The new boundaries put the Republicans at risk of losing their seats in the House.

- DAKOTA SMITH

After districts are redrawn, 6 lawmakers face challenge

California Republicans in Congress are vastly outnumbered by their Democratic counterparts in the state—and it may get worse.

Five of the nine GOP seats are at risk after California voters passed Proposition 50 in Tuesday's special election. The measure, put on the ballot by the Democratic-led state Legislature, reshaped California congressional districts in a way that was specifically designed to unseat Republican incumbents.
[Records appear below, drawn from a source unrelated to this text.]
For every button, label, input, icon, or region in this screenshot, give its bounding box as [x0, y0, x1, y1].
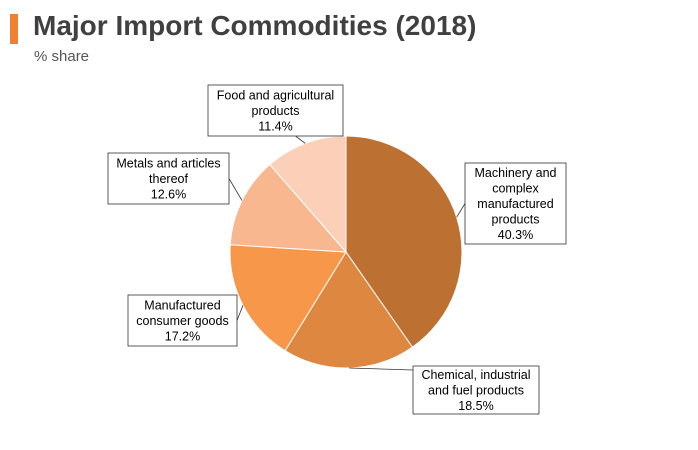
chart-subtitle: % share — [34, 48, 90, 65]
callout-box — [107, 152, 230, 205]
slice-name-line: thereof — [149, 172, 188, 186]
callout-leader-line — [236, 305, 244, 321]
callout-box — [127, 294, 238, 347]
slice-name-line: and fuel products — [428, 383, 524, 397]
callout-leader-line — [295, 135, 306, 144]
pie-slice — [345, 135, 463, 348]
slice-label: Machinery and complex manufactured products… — [475, 166, 557, 242]
title-accent-bar — [10, 14, 18, 44]
slice-label: Manufactured consumer goods 17.2% — [136, 298, 228, 343]
slice-name-line: Manufactured — [144, 298, 220, 312]
slice-name-line: products — [492, 212, 540, 226]
slice-name-line: consumer goods — [136, 314, 228, 328]
pie-slice — [229, 163, 348, 253]
slice-name-line: Metals and articles — [116, 156, 220, 170]
slice-value-label: 11.4% — [258, 119, 293, 133]
slice-label: Food and agricultural products 11.4% — [217, 88, 334, 133]
pie-callouts: Machinery and complex manufactured products… — [107, 84, 567, 415]
slice-value-label: 40.3% — [498, 228, 533, 242]
slice-name-line: Chemical, industrial — [421, 368, 530, 382]
callout-box — [207, 84, 344, 137]
pie-slices — [229, 135, 463, 369]
slice-value-label: 18.5% — [458, 399, 493, 413]
slice-name-line: Machinery and — [475, 166, 557, 180]
callout-leader-line — [228, 178, 243, 201]
slice-name-line: complex — [492, 181, 539, 195]
slice-label: Chemical, industrial and fuel products 18.… — [421, 368, 530, 413]
slice-name-line: products — [252, 104, 300, 118]
slice-label: Metals and articles thereof 12.6% — [116, 156, 220, 201]
callout-box — [464, 162, 567, 245]
slice-name-line: manufactured — [477, 197, 553, 211]
pie-slice — [284, 251, 414, 369]
slice-value-label: 17.2% — [165, 329, 200, 343]
slice-name-line: Food and agricultural — [217, 88, 334, 102]
slice-value-label: 12.6% — [151, 187, 186, 201]
callout-leader-line — [349, 367, 414, 371]
callout-box — [412, 365, 540, 415]
callout-leader-line — [456, 203, 466, 218]
chart-title: Major Import Commodities (2018) — [33, 10, 477, 41]
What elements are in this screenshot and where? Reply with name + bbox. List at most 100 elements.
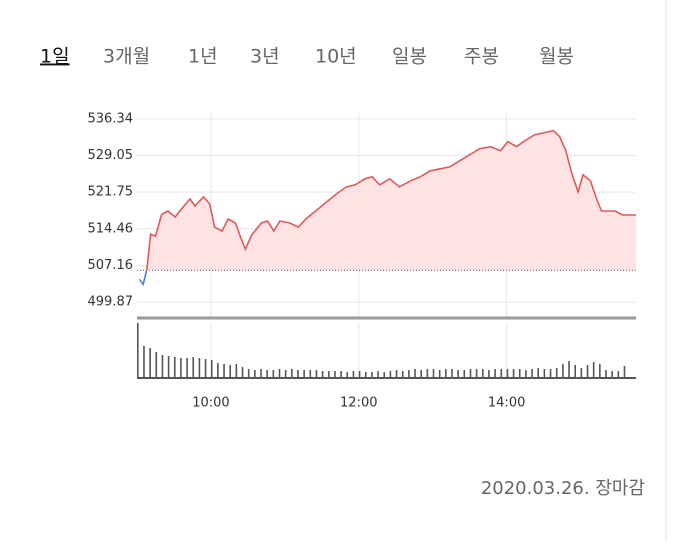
volume-bar (611, 371, 613, 378)
volume-bar (599, 364, 601, 378)
volume-bar (623, 366, 626, 378)
x-tick-label: 10:00 (192, 396, 229, 411)
volume-bar (358, 371, 361, 378)
volume-bar (401, 371, 404, 378)
volume-bar (155, 352, 158, 378)
volume-bar (223, 364, 225, 378)
volume-bar (463, 370, 466, 378)
volume-bar (291, 369, 293, 378)
volume-bar (389, 371, 392, 378)
y-tick-label: 536.34 (88, 111, 134, 126)
y-tick-label: 529.05 (88, 148, 134, 163)
volume-bar (173, 357, 176, 378)
volume-bar (457, 370, 459, 378)
volume-bar (272, 370, 275, 378)
volume-bar (580, 368, 583, 378)
volume-bar (180, 358, 182, 378)
volume-bar (229, 365, 232, 378)
volume-bar (494, 369, 496, 378)
volume-bar (235, 364, 238, 378)
volume-bar (506, 369, 509, 378)
volume-bar (574, 365, 576, 378)
period-tab[interactable]: 3개월 (103, 46, 150, 68)
volume-bar (488, 370, 490, 378)
volume-bar (438, 370, 441, 378)
volume-bar (260, 369, 262, 378)
volume-bar (414, 369, 416, 378)
volume-bar (210, 360, 213, 378)
volume-bar (568, 361, 570, 378)
volume-bar (241, 367, 244, 378)
x-tick-label: 12:00 (340, 396, 377, 411)
volume-bar (555, 368, 558, 378)
volume-bar (605, 370, 607, 378)
period-tab[interactable]: 1년 (188, 46, 218, 68)
volume-bar (617, 371, 620, 378)
volume-bar (198, 358, 201, 378)
volume-bar (254, 370, 256, 378)
volume-bar (309, 370, 312, 378)
volume-bar (346, 372, 349, 378)
volume-bar (143, 346, 145, 378)
volume-bar (266, 370, 268, 378)
volume-bar (284, 370, 287, 378)
volume-bar (383, 372, 386, 378)
volume-bar (192, 357, 195, 378)
volume-bar (149, 348, 151, 378)
volume-bar (352, 371, 355, 378)
price-line (145, 129, 636, 271)
volume-bar (217, 363, 219, 378)
volume-bar (562, 364, 564, 378)
volume-bar (543, 369, 546, 378)
price-area (139, 130, 636, 271)
period-tab[interactable]: 월봉 (539, 46, 574, 68)
volume-bar (247, 369, 250, 378)
period-tab[interactable]: 1일 (40, 46, 70, 68)
volume-bar (586, 365, 589, 378)
volume-bar (469, 369, 472, 378)
y-tick-label: 507.16 (88, 258, 134, 273)
volume-bar (340, 371, 342, 378)
volume-bar (500, 369, 503, 378)
volume-bar (537, 368, 540, 378)
volume-bar (278, 369, 281, 378)
volume-bar (408, 370, 410, 378)
period-tab[interactable]: 3년 (250, 46, 280, 68)
volume-bar (321, 371, 324, 378)
volume-bar (167, 356, 170, 378)
period-tabs: 1일 3개월 1년 3년 10년 일봉 주봉 월봉 (40, 46, 574, 68)
volume-bar (334, 371, 336, 378)
volume-bar (432, 369, 435, 378)
volume-bar (186, 358, 188, 378)
volume-bar (371, 372, 373, 378)
volume-bar (327, 371, 330, 378)
volume-bar (518, 369, 521, 378)
y-tick-label: 521.75 (88, 185, 134, 200)
volume-bar (395, 370, 398, 378)
y-tick-label: 499.87 (88, 295, 134, 310)
volume-bar (451, 369, 453, 378)
x-tick-label: 14:00 (488, 396, 525, 411)
volume-bar (549, 369, 552, 378)
volume-bar (297, 370, 299, 378)
y-tick-label: 514.46 (88, 221, 134, 236)
volume-bar (161, 355, 164, 378)
volume-bar (364, 372, 367, 378)
period-tab[interactable]: 일봉 (392, 46, 427, 68)
volume-bar (592, 362, 595, 378)
volume-bar (481, 369, 484, 378)
market-close-date: 2020.03.26. 장마감 (481, 478, 645, 499)
period-tab[interactable]: 10년 (315, 46, 357, 68)
period-tab[interactable]: 주봉 (464, 46, 499, 68)
volume-bar (420, 370, 422, 378)
volume-bar (315, 370, 318, 378)
volume-bar (512, 369, 515, 378)
volume-bar (525, 370, 527, 378)
volume-bar (445, 369, 447, 378)
volume-bar (475, 369, 478, 378)
volume-bar (204, 359, 207, 378)
volume-bar (303, 370, 305, 378)
volume-bar (426, 369, 429, 378)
The new maps target areas held by Reps. Kevin Kiley and Doug LaMalfa in Northern California, Rep. David Valadao in the Central Valley, and Reps. Ken Calvert, Young Kim and Darrell Issa in Southern California. The radical reconfiguration not only put Republicans in danger, but probably protects vulnerable Democratic officeholders by adding more voters from their own party into their reconfigured districts.

Already, California's Republican members hold just nine seats in the U.S. House of Representatives, while Democrats have 43.
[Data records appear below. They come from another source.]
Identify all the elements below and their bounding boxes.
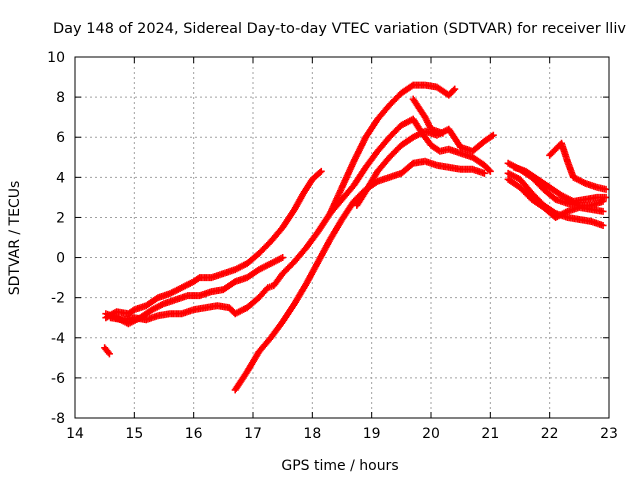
data-point bbox=[408, 82, 416, 90]
x-tick-label: 17 bbox=[244, 426, 262, 442]
data-point bbox=[599, 221, 607, 229]
y-tick-label: 2 bbox=[56, 210, 65, 226]
data-point bbox=[105, 350, 113, 358]
x-tick-label: 14 bbox=[66, 426, 84, 442]
data-point bbox=[602, 193, 610, 201]
data-point bbox=[599, 207, 607, 215]
series-s6 bbox=[353, 125, 497, 209]
y-tick-label: -4 bbox=[51, 331, 65, 347]
x-tick-label: 20 bbox=[422, 426, 440, 442]
data-point bbox=[279, 254, 287, 262]
data-point bbox=[450, 86, 458, 94]
data-point bbox=[480, 169, 488, 177]
data-point bbox=[489, 131, 497, 139]
series-s3 bbox=[107, 115, 494, 324]
x-axis-label: GPS time / hours bbox=[281, 458, 398, 474]
data-point bbox=[488, 132, 496, 140]
y-tick-label: 8 bbox=[56, 90, 65, 106]
x-tick-label: 18 bbox=[303, 426, 321, 442]
y-tick-label: -8 bbox=[51, 411, 65, 427]
series-s12 bbox=[510, 163, 610, 205]
data-point bbox=[485, 166, 493, 174]
series-s13 bbox=[546, 139, 610, 193]
y-tick-label: -6 bbox=[51, 371, 65, 387]
series-s11 bbox=[504, 175, 607, 221]
chart-title: Day 148 of 2024, Sidereal Day-to-day VTE… bbox=[53, 21, 626, 37]
x-tick-label: 22 bbox=[541, 426, 559, 442]
y-tick-label: 4 bbox=[56, 170, 65, 186]
data-point bbox=[602, 185, 610, 193]
x-tick-label: 16 bbox=[185, 426, 203, 442]
data-point bbox=[194, 275, 202, 283]
axes: 14 15 16 17 18 19 20 21 22 23 -8 -6 -4 -2 0 2 4 6 8 10 bbox=[47, 50, 618, 442]
series-s7 bbox=[409, 95, 447, 137]
y-tick-label: 0 bbox=[56, 251, 65, 267]
data-point bbox=[486, 167, 494, 175]
data-point bbox=[439, 129, 447, 137]
y-axis-label: SDTVAR / TECUs bbox=[7, 181, 23, 296]
series-s5 bbox=[326, 81, 459, 217]
y-tick-label: 10 bbox=[47, 50, 65, 66]
x-tick-label: 19 bbox=[363, 426, 381, 442]
x-tick-label: 23 bbox=[600, 426, 618, 442]
data-point bbox=[316, 168, 324, 176]
series-s8 bbox=[101, 344, 113, 358]
y-tick-label: 6 bbox=[56, 130, 65, 146]
data-point bbox=[317, 167, 325, 175]
x-tick-label: 15 bbox=[125, 426, 143, 442]
data-points bbox=[101, 81, 610, 394]
y-tick-label: -2 bbox=[51, 291, 65, 307]
plot-frame bbox=[74, 56, 610, 419]
x-tick-label: 21 bbox=[481, 426, 499, 442]
grid-lines bbox=[75, 57, 609, 418]
data-point bbox=[104, 348, 112, 356]
data-point bbox=[451, 85, 459, 93]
Proposition 50's passage also sets off an intraparty fight for a newly created Republican seat in Riverside and Orange counties, which will pit two GOP incumbents against each other — Calvert of Corona and Kim of Anaheim Hills — knocking one of them out of office. Calvert and Kim on Wednesday announced they planned to run for that seat.

"With the passage of Prop. 50, Californians were sold a bill of goods, allowing [Gov.] Gavin Newsom and his radical allies in Sacramento an unprecedented power grab to redraw the Congressional map and silence those who disagree with his extreme policies," Calvert said in a statement.

Newsom and other Democratic leaders argue that redistricting, which normally happens once a decade by an independent commission, was necessary after GOP leaders in Texas redrew their own congressional districts at the request of President Trump in a bid to add more seats for their party and retain Republican control of the House.